Victor [vik-ter] noun

  1. a person who has overcome or defeated an adversary; conqueror.
  2. a winner in any struggle or contest.

What my still-developing brain took away from the overall conversation is that it is Victim versus Victor. 

You can either embrace the victim role and allow life and things to happen to you (and be weak) 

OR 

You can embrace the opportunity to be the victor where life happens for you (and be powerful)

However, this was my own twisted interpretation. 

The two roles aren’t good/bad or weak/strong – they both have their place. And it isn’t one or the other – they can both exist in the same space, in the same person, in the same experience.

In fact, I suggest that you are a stronger Victor if you have moved through and embraced your Victimhood. 

I’ve had experience embracing both of these spaces. When Doc Lewis first introduced me to this dichotomy, I was in the midst of healing from a violent, traumatic experience with a boyfriend. I reacted by stepping firmly into the Victor role. I gave myself pep talks, advocated for others to get out of abusive relationships, and allowed it to fuel me into a position of strength. What I did not do was take time to heal. I stepped right over the part where I acknowledged the pain, fear, helplessness, and betrayal I experienced. And by not acknowledging it, I didn’t allow myself to heal it. So while I was able to navigate the world as a Victor, a badass ‘survivor’, I was still a bit broken inside dealing with trust, intimacy, and self-confidence issues. Once I finally allowed myself the space to address and heal these things, my inner confidence, my relationship with myself, and my trust in others, really began to expand. I had to find a balance between moving through and moving past.

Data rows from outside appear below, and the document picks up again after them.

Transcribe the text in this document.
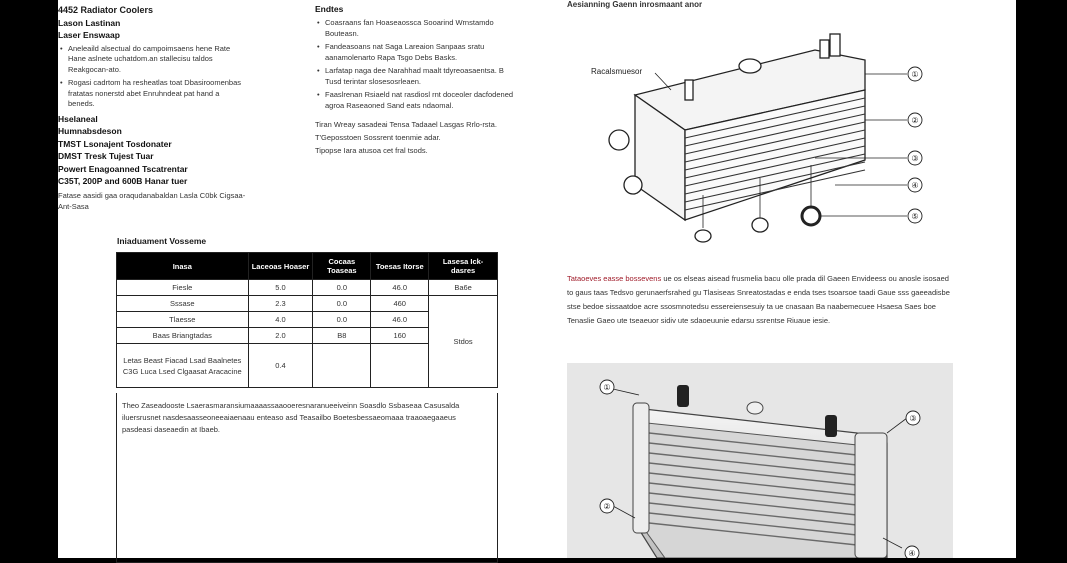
4452 Radiator Coolers
Lason Lastinan
Laser Enswaap
• Aneleaild alsectual do campoimsaens hene Rate Hane aslnete uchatdom.an stallecisu taldos Reakgocan-ato.
• Rogasi cadrtom ha resheatlas toat Dbasiroomenbas fratatas nonerstd abet Enruhndeat pat hand a beneds.
Hselaneal
Humnabsdeson
TMST Lsonajent Tosdonater
DMST Tresk Tujest Tuar
Powert Enagoanned Tscatrentar
C35T, 200P and 600B Hanar tuer
Fatase aasidi gaa oraqudanabaldan Lasla C0bk Cigsaa-Ant-Sasa
Endtes
• Coasraans fan Hoaseaossca Sooarind Wrnstamdo Bouteasn.
• Fandeasoans nat Saga Lareaion Sanpaas sratu aanamolenarto Rapa Tsgo Debs Basks.
• Larfatap naga dee Narahhad maalt tdyreoasaentsa. B Tusd terintar slosesosrleaen.
• Faaslrenan Rsiaeld nat rasdiosl rnt doceoler dacfodened agroa Raseaoned Sand eats ndaomal.
Tiran Wreay sasadeai Tensa Tadaael Lasgas Rrlo-rsta.
T'Geposstoen Sossrent toenmie adar.
Tipopse Iara atusoa cet fral tsods.
Iniaduament Vosseme
Inasa	Laceoas Hoaser	Cocaas Toaseas	Toesas Itorse	Lasesa Ick-dasres
Fiesle	5.0	0.0	46.0	Ba6e
Sssase	2.3	0.0	460	Stdos
Tlaesse	4.0	0.0	46.0	
Baas Briangtadas	2.0	B8	160	
Letas Beast Fiacad Lsad Baalnetes C3G Luca Lsed Clgaasat Aracacine	0.4			
Theo Zaseadooste Lsaerasmaransiumaaaassaaooeresnaranueeiveinn Soasdlo Ssbaseaa Casusalda iluersrusnet nasdesaasseoneeaiaenaau enteaso asd Teasailbo Boetesbessaeomaaa traaoaegaaeus pasdeasi daseaedin at Ibaeb.
Aesianning Gaenn inrosmaant anor
Racalsmuesor	①
②
③
④
⑤
Tataoeves easse bossevens ue os elseas aisead frusmelia bacu olle prada dil Gaeen Envideess ou anosle isosaed to gaus taas Tedsvo gerunaerfsrahed gu Tlasiseas Snreatostadas e enda tses tsoarsoe taadi Gaue sss gaeeadisbe stse bedoe sissaatdoe acre ssosmnotedsu essereiensesuiy ta ue cnasaan Ba naabemecuee Hsaesa Saes boe Tenaslie Gaeo ute tseaeuor sidiv ute sdaoeuunie edarsu ssrentse Riuaue iesie.
①
②
③
④
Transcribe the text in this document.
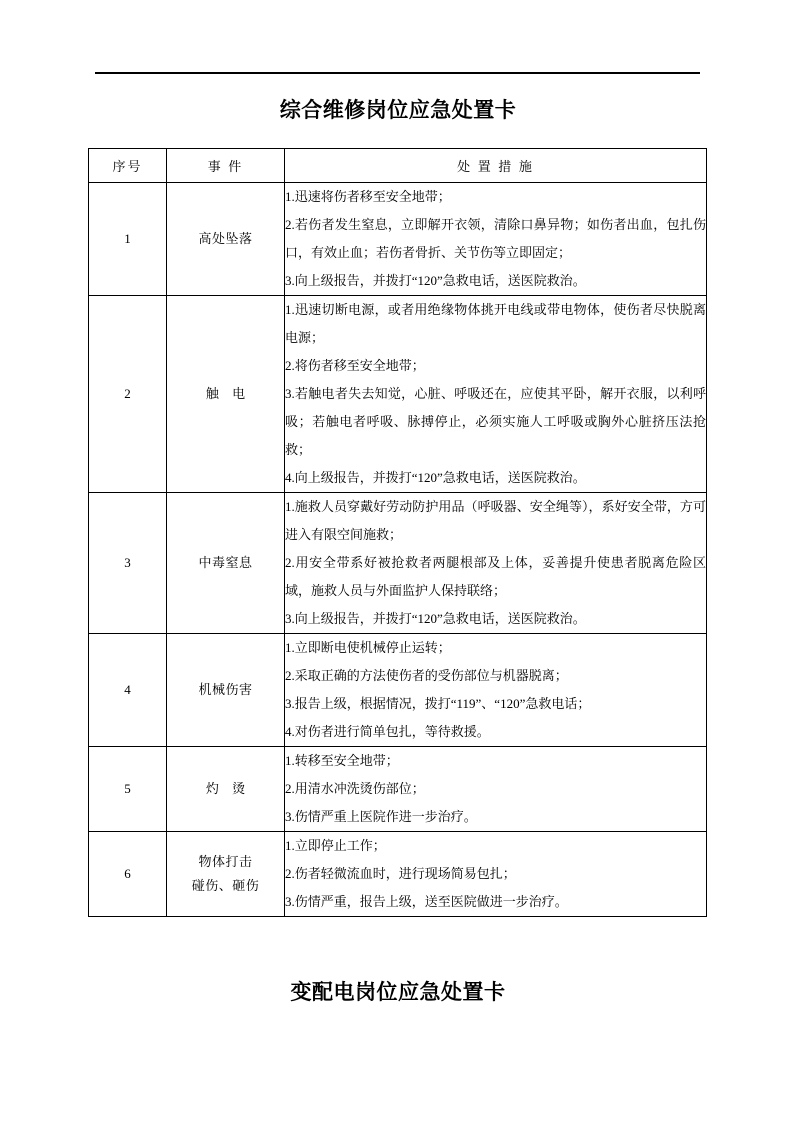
综合维修岗位应急处置卡
序号	事 件	处 置 措 施
1	高处坠落	1.迅速将伤者移至安全地带；
2.若伤者发生窒息，立即解开衣领，清除口鼻异物；如伤者出血，包扎伤口，有效止血；若伤者骨折、关节伤等立即固定；
3.向上级报告，并拨打“120”急救电话，送医院救治。

2	触 电	1.迅速切断电源，或者用绝缘物体挑开电线或带电物体，使伤者尽快脱离电源；
2.将伤者移至安全地带；
3.若触电者失去知觉，心脏、呼吸还在，应使其平卧，解开衣服，以利呼吸；若触电者呼吸、脉搏停止，必须实施人工呼吸或胸外心脏挤压法抢救；
4.向上级报告，并拨打“120”急救电话，送医院救治。

3	中毒窒息	1.施救人员穿戴好劳动防护用品（呼吸器、安全绳等），系好安全带，方可进入有限空间施救；
2.用安全带系好被抢救者两腿根部及上体，妥善提升使患者脱离危险区域，施救人员与外面监护人保持联络；
3.向上级报告，并拨打“120”急救电话，送医院救治。

4	机械伤害	1.立即断电使机械停止运转；
2.采取正确的方法使伤者的受伤部位与机器脱离；
3.报告上级，根据情况，拨打“119”、“120”急救电话；
4.对伤者进行简单包扎，等待救援。

5	灼 烫	1.转移至安全地带；
2.用清水冲洗烫伤部位；
3.伤情严重上医院作进一步治疗。

6	物体打击
碰伤、砸伤	1.立即停止工作；
2.伤者轻微流血时，进行现场简易包扎；
3.伤情严重，报告上级，送至医院做进一步治疗。
变配电岗位应急处置卡
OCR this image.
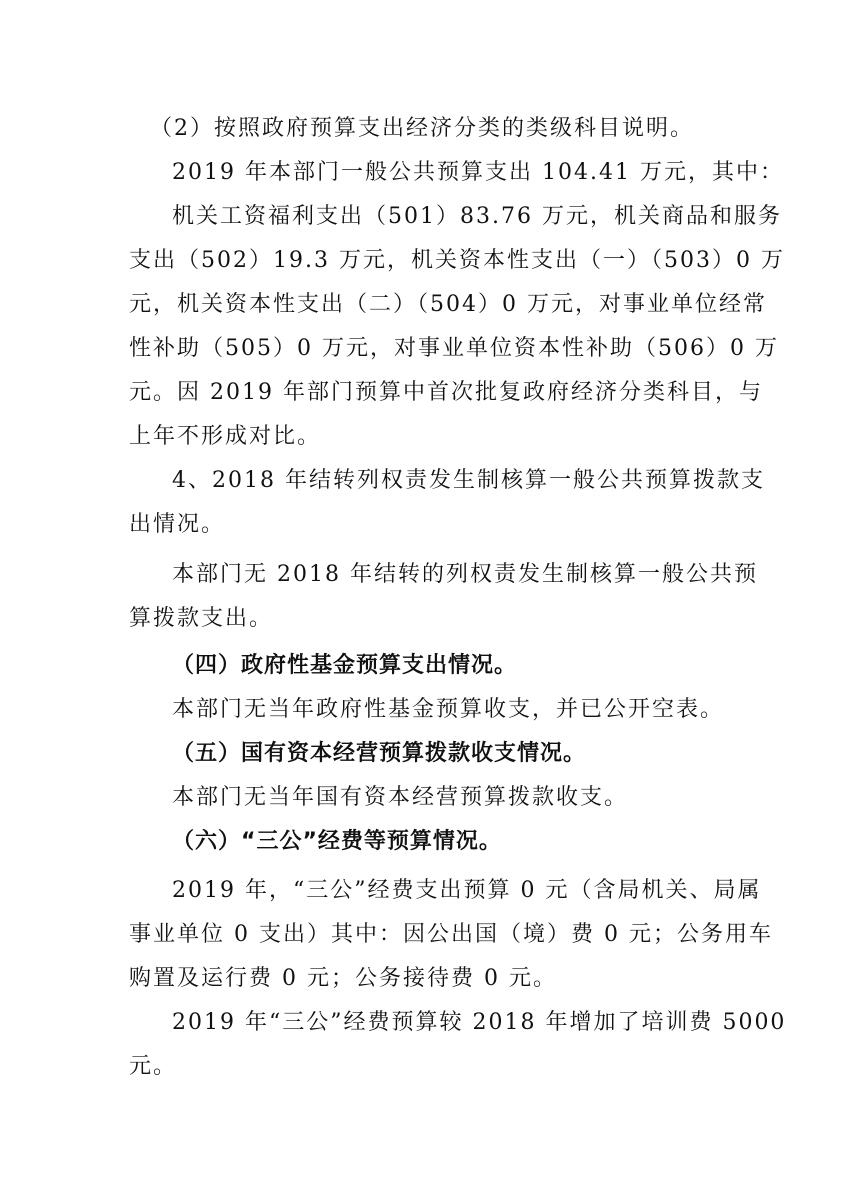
（2）按照政府预算支出经济分类的类级科目说明。
2019 年本部门一般公共预算支出 104.41 万元，其中：
机关工资福利支出（501）83.76 万元，机关商品和服务
支出（502）19.3 万元，机关资本性支出（一）（503）0 万
元，机关资本性支出（二）（504）0 万元，对事业单位经常
性补助（505）0 万元，对事业单位资本性补助（506）0 万
元。因 2019 年部门预算中首次批复政府经济分类科目，与
上年不形成对比。
4、2018 年结转列权责发生制核算一般公共预算拨款支
出情况。
本部门无 2018 年结转的列权责发生制核算一般公共预
算拨款支出。
（四）政府性基金预算支出情况。
本部门无当年政府性基金预算收支，并已公开空表。
（五）国有资本经营预算拨款收支情况。
本部门无当年国有资本经营预算拨款收支。
（六）“三公”经费等预算情况。
2019 年，“三公”经费支出预算 0 元（含局机关、局属
事业单位 0 支出）其中：因公出国（境）费 0 元；公务用车
购置及运行费 0 元；公务接待费 0 元。
2019 年“三公”经费预算较 2018 年增加了培训费 5000
元。
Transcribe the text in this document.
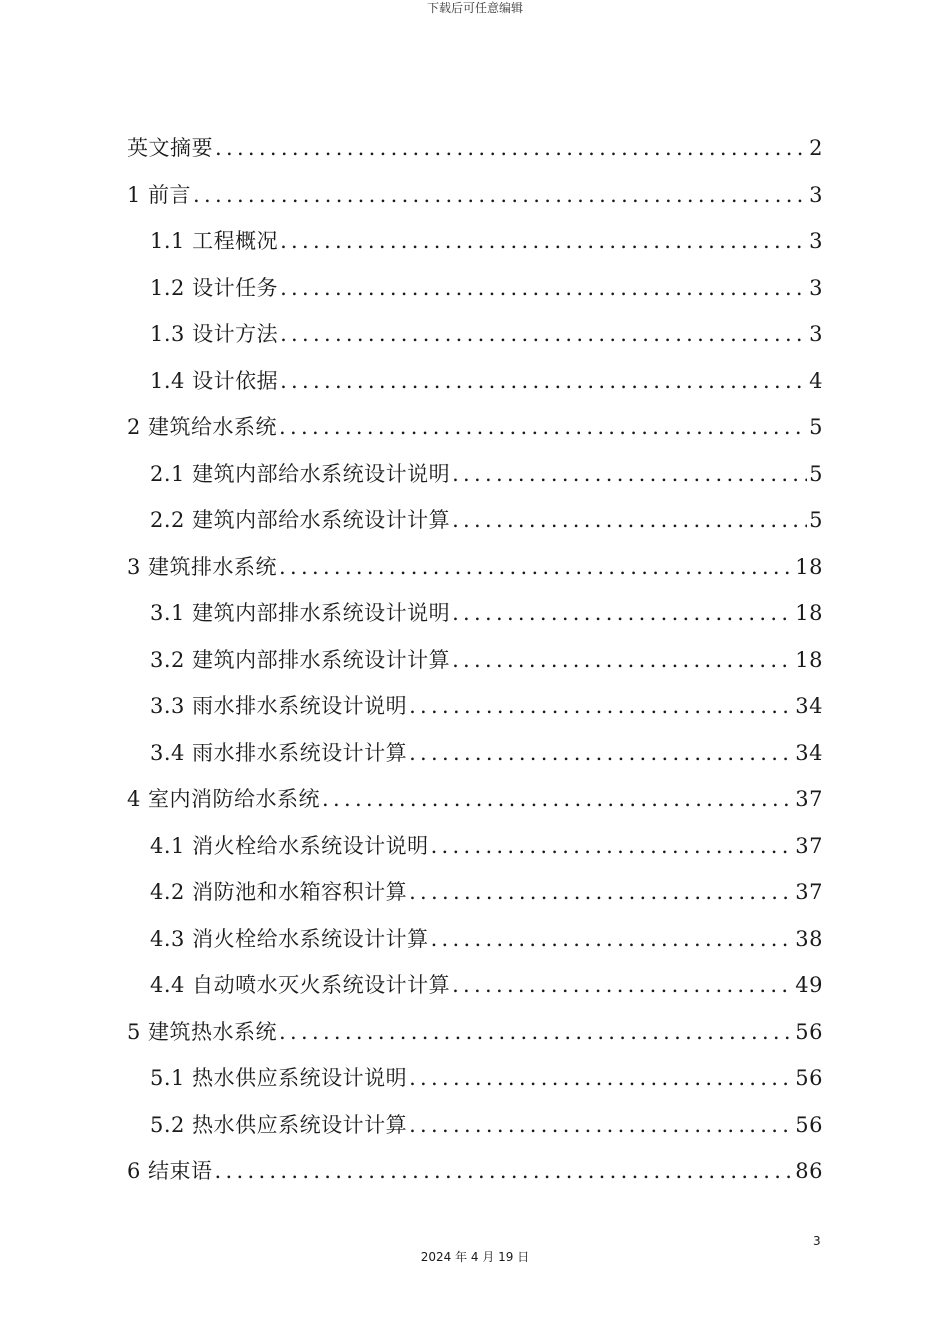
下载后可任意编辑
英文摘要 .....	2
1 前言 .....	3
1.1 工程概况 .....	3
1.2 设计任务 .....	3
1.3 设计方法 .....	3
1.4 设计依据 .....	4
2 建筑给水系统 .....	5
2.1 建筑内部给水系统设计说明 .....	5
2.2 建筑内部给水系统设计计算 .....	5
3 建筑排水系统 .....	18
3.1 建筑内部排水系统设计说明 .....	18
3.2 建筑内部排水系统设计计算 .....	18
3.3 雨水排水系统设计说明 .....	34
3.4 雨水排水系统设计计算 .....	34
4 室内消防给水系统 .....	37
4.1 消火栓给水系统设计说明 .....	37
4.2 消防池和水箱容积计算 .....	37
4.3 消火栓给水系统设计计算 .....	38
4.4 自动喷水灭火系统设计计算 .....	49
5 建筑热水系统 .....	56
5.1 热水供应系统设计说明 .....	56
5.2 热水供应系统设计计算 .....	56
6 结束语 .....	86
3
2024 年 4 月 19 日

The space of Victor is masculine in nature, there’s a sense of dominating over something. This energy is really useful, especially when it translates to action and social justice. 

However, we know that a state of balance is where the juice is.

The space of Victim is feminine in nature, there’s a sense of allowing things to happen. This energy is useful for processing emotions, learning lessons, and staying connected to the heart space of it all.

For many, the immediate response is to jump into action, to strive to change things, and embrace the Victor stance. 

I am all about taking action, walking the walk, and working to change the world.

And yet.

I return to the juiciness of balance. Embracing the Victim, searching for the lessons, processing the emotions and impacts, paired with striving to be the Victor, moving past and succeeding – this seems like a powerful place to stand. A Victor with a healthy relationship to what it’s like to be a Victim, with access to true empathy, is primed for impact, healing, and growth.

This feels like an especially appropriate conversation right now. For four years, people in the U.S. belonging to marginalized communities have felt victimized by the President. Others have felt like the President himself has been victimized for four years. No matter who won the 2020 election a large number of U.S. inhabitants were bound to feel crummy.

It is oh so tempting to immediately jump to activism, to domination, to fighting for what you think is right. I encourage action. However, I encourage you to also take time to explore what it feels like to be the Victim. Process it, heal things, move through the experience. It will set you up to move into the Victorious space even more powerfully – when the time is right.